St. Joseph and the Liturgy

I've long had a deep devotion to St. Joseph, but I've never considered him in the context of Sacred Liturgy. Reginaldus at The New Theological Movement has posted a brilliant reflection on St. Joseph as a model for priests, especially with regard to the Mass.

The following is an excerpt from the post which struck me as especially astute (emphasis mine):

The need for manly devotion in the celebration of the Sacred Liturgy

The feminization of the Holy Mass is a serious problem in the modern Church. It is not that the Liturgy must be utterly masculine, especially if this be understood in such a way as to exclude women from participating (remembering, of course, that the truest and most active participation is spiritual and internal). Nevertheless, there is a growing recognition of the fact that the sanctuary is becoming a place where men (and boys) are losing their manhood and becoming more like women – this may then have the odd counter-effect of making some women act like men, but that is a problem for another article.

What are some indications of this feminization of the Liturgy and, together with it, of the men (and boys) who serve at the Sacred Rites? Consider, for instance, the hyper-relational emphasis of the modern Liturgy (rather, of the Liturgy as it is often celebrated in modern times). The focus is all too often turned from sacrifice to salutation, from worship to welcome. Obviously, greeting and welcome have their proper place in the Liturgy, but adoration and sacrifice must not be ignored. This movement from offering adoration through sacrifice to greeting and welcome is certainly an indication of a movement from a masculine to a feminine perspective – not that all men want to offer sacrifice, nor that all women want to build community; but these are certainly underlying drives in each gender, respectively. Nor do we say that one is bad and the other good – it only need be emphasized that the male priest (and the altar boys) are very often pressured to deny the masculine sacrificial focus in order to accentuate a more feminine form of community-building. Indications of this would be the use of modern hymns and modern musical instruments, increased “commentary” and ad lib speaking, the placement of the altar closer to the nave, and (above all else) facing the people throughout the Liturgy.

I couldn't agree more! Please go on and read the rest so as to get the full context.

This section was especially striking to me because I've touched on this topic before and of course with my own growing understanding of sacred liturgy, it is one of the modern problems that absolutely makes me crazy when it comes up at deanery meetings and the like. All too often, it seems like the (generally female) laity "in charge" of various parishes are in favor of stripping beauty, making us "more like other faith traditions" and push female "participation" in various liturgical roles.

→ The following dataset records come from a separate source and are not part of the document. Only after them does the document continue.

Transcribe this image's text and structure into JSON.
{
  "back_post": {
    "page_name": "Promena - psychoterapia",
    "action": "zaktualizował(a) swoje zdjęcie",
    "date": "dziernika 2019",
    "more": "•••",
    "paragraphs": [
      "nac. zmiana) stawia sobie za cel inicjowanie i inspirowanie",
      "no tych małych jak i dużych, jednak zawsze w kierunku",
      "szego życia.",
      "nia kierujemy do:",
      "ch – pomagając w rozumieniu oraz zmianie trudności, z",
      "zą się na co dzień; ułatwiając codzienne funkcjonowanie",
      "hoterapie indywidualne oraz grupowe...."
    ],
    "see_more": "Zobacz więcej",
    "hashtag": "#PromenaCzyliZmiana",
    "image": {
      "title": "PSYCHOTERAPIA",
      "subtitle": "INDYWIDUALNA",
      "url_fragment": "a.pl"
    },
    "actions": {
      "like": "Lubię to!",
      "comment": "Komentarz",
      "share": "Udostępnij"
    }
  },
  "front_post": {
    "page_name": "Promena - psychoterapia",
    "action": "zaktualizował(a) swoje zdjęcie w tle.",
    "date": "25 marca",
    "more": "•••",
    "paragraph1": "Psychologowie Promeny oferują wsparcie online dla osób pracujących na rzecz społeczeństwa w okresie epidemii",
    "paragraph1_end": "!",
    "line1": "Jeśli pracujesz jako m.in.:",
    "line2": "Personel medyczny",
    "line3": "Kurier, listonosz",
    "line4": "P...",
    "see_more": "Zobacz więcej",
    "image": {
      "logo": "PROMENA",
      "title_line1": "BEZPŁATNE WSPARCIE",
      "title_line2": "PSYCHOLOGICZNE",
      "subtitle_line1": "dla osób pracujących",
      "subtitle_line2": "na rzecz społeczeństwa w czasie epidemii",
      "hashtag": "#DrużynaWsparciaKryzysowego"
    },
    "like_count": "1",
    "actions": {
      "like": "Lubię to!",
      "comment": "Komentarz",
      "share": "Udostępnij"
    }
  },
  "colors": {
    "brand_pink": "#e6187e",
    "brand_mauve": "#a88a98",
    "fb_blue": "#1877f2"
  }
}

Sadly, instead of highlighting the proper gifts of women, it seems to turn well-meaning and faithful women in to puppets for those with an agenda of power and the result, which we witness every day, is the "feminization" Reginaldus describes.

The reality is that the Mass NEVER needed to be "feminized".

Certainly some abuses needed to be curtailed and some development needed to occur, as it has, organically throughout the centuries, but the average person never foresaw the destruction and the "wrath of woman" that has done so much damage to our sanctuaries, our architecture, our patrimony...and therefore our sacred liturgy.

The Church as Bride

The Liturgy is, quite literally, the face of the Church. When we speak to non-Catholics, they know us by the Mass we attend every Sunday, and maybe every day. I've known many people who have attended Catholic weddings, funerals, and that was their only real contact with Catholicism. When they look at a Catholic, they are less likely to see our beliefs, but recall vividly our liturgy.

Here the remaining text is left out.